A central objective of manipulation policy design is to enable robots to comprehend human instructions and predict generalized actions in unstructured environments. Recent autoregressive vision-language-action (VLA) approaches discretize actions into bins to exploit the pretrained reasoning and generation paradigms of vision-language models (VLMs). While these models achieve efficient and scalable training, the discretization undermines the continuity required for precise control. In contrast, diffusion-based VLA methods incorporate an additional diffusion head to predict continuous actions, but they rely solely on feature representations extracted from the VLM, without leveraging the pretrained large language model (LLM) as an expert for iterative action generation. To integrate the complementary strengths of autoregressive and diffusion generation, we introduce HybridVLA, which innovatively leverages a shared LLM backbone to perform iterative action prediction through both paradigms. Specifically, a collaborative training recipe is proposed, incorporating diffusion denoising into the next-token prediction process and mitigating interference between the two generation paradigms. With this recipe, we find these two action prediction methods not only reinforce each other but also exhibit varying strengths across different scenarios. Therefore, we design a collaborative action ensemble mechanism that adaptively fuses both predictions, leading to more robust control. HybridVLA outperforms previous state-of-the-art VLA methods by 17% and 19% in mean success rate on simulation and real-world tasks, respectively, while demonstrating generalization to unseen configurations.

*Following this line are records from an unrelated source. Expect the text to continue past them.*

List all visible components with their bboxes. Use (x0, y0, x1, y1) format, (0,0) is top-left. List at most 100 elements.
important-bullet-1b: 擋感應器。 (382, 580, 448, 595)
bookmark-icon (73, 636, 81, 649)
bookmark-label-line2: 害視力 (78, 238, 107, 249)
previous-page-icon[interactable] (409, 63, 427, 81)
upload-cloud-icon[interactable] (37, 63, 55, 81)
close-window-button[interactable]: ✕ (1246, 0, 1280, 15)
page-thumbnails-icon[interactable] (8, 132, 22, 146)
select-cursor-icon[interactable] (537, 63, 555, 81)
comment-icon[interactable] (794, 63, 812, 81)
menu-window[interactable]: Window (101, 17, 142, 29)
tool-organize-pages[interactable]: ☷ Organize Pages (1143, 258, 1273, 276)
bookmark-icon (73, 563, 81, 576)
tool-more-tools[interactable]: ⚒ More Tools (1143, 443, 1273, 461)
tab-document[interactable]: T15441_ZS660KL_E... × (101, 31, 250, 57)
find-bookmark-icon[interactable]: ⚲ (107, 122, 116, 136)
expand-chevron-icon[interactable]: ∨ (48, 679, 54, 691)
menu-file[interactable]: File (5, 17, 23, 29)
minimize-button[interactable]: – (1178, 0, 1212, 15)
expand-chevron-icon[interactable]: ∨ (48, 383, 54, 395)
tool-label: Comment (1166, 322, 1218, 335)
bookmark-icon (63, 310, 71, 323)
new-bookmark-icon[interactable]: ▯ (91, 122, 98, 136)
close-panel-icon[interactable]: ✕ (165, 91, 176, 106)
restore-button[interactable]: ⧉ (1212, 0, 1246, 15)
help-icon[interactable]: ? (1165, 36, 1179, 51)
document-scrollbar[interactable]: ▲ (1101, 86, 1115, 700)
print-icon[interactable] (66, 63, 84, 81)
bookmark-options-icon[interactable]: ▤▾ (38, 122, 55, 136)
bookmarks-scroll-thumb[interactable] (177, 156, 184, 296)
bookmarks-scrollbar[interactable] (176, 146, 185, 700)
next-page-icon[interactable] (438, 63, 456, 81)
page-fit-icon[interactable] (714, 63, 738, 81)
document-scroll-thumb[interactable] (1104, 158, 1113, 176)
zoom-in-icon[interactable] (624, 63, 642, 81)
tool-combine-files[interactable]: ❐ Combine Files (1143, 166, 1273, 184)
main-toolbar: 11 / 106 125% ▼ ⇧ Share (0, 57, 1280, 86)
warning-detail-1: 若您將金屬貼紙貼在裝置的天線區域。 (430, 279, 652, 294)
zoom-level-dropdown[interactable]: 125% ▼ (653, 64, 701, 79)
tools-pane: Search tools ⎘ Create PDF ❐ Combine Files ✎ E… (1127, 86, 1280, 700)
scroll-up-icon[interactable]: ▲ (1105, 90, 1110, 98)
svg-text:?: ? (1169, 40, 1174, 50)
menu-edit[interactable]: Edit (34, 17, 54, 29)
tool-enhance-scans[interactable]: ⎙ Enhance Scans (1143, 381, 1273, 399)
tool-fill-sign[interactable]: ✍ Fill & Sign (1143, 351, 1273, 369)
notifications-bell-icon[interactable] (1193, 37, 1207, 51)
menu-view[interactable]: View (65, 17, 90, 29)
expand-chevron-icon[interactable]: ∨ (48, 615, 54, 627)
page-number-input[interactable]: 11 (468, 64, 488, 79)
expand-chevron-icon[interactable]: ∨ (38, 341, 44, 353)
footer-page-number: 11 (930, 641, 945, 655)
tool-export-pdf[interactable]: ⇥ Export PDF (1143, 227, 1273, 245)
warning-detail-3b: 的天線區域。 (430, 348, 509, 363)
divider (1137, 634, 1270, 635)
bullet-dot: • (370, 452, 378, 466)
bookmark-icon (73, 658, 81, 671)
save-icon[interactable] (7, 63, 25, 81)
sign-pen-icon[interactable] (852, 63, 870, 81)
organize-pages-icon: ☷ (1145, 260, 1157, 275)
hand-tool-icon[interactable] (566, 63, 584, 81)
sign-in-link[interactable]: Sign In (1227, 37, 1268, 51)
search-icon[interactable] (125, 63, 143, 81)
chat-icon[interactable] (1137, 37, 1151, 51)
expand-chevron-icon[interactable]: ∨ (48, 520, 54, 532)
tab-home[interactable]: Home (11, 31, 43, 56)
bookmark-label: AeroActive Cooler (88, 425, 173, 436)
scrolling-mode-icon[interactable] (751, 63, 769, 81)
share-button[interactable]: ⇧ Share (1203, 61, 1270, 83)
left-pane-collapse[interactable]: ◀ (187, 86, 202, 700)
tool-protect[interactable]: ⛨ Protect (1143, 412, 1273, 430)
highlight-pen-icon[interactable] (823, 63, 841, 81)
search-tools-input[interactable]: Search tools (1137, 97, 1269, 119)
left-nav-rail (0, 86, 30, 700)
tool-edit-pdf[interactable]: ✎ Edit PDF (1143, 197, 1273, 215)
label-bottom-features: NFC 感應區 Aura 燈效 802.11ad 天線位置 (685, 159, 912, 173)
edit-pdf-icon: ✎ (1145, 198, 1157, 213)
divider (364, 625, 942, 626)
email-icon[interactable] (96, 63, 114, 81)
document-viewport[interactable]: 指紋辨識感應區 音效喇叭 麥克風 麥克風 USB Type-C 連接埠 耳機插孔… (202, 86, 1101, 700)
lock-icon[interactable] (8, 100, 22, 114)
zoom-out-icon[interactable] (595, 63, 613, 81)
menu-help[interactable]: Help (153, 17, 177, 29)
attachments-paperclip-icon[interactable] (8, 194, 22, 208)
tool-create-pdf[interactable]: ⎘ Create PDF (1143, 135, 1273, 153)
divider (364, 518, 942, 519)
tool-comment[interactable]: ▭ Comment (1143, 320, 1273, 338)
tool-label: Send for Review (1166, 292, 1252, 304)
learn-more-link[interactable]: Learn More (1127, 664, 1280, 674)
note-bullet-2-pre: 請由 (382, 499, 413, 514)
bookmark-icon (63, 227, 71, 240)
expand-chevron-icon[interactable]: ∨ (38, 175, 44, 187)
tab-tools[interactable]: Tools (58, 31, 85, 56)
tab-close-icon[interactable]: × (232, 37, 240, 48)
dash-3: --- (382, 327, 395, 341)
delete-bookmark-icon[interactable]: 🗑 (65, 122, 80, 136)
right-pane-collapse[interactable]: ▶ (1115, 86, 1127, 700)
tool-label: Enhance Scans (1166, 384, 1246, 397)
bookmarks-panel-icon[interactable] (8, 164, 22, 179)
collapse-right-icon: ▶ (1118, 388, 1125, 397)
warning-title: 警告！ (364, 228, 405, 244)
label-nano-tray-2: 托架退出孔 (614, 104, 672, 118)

Unlike recent diffusion-based VLA methods that attach a separate diffusion head after VLMs, HybridVLA innovatively integrates diffusion and autoregressive action prediction within a single LLM, embedding the denoising process of diffusion into the next-token prediction. Under our proposed methods, HybridVLA achieves remarkable performance across a wide range of tasks.
All multimodal inputs are encoded into tokens and subsequently organized into our designed token sequence formulation within the LLM's embedding space. For diffusion tokens, HybridVLA simultaneously projects the denoising timestep and noise into continuous vector representations. The corresponding noisy samples are iteratively fed into the LLM to predict the noise at each step. The marker tokens, $<$BOD$>$ (Beginning of Diffusion) and $<$EOD$>$ (End of Diffusion), are introduced to bridge the two generation paradigms. Subsequently, autoregressive actions are generated via next action-token prediction, explicitly conditioned on the preceding tokens. The two actions can be adaptively ensembled for robot arm control.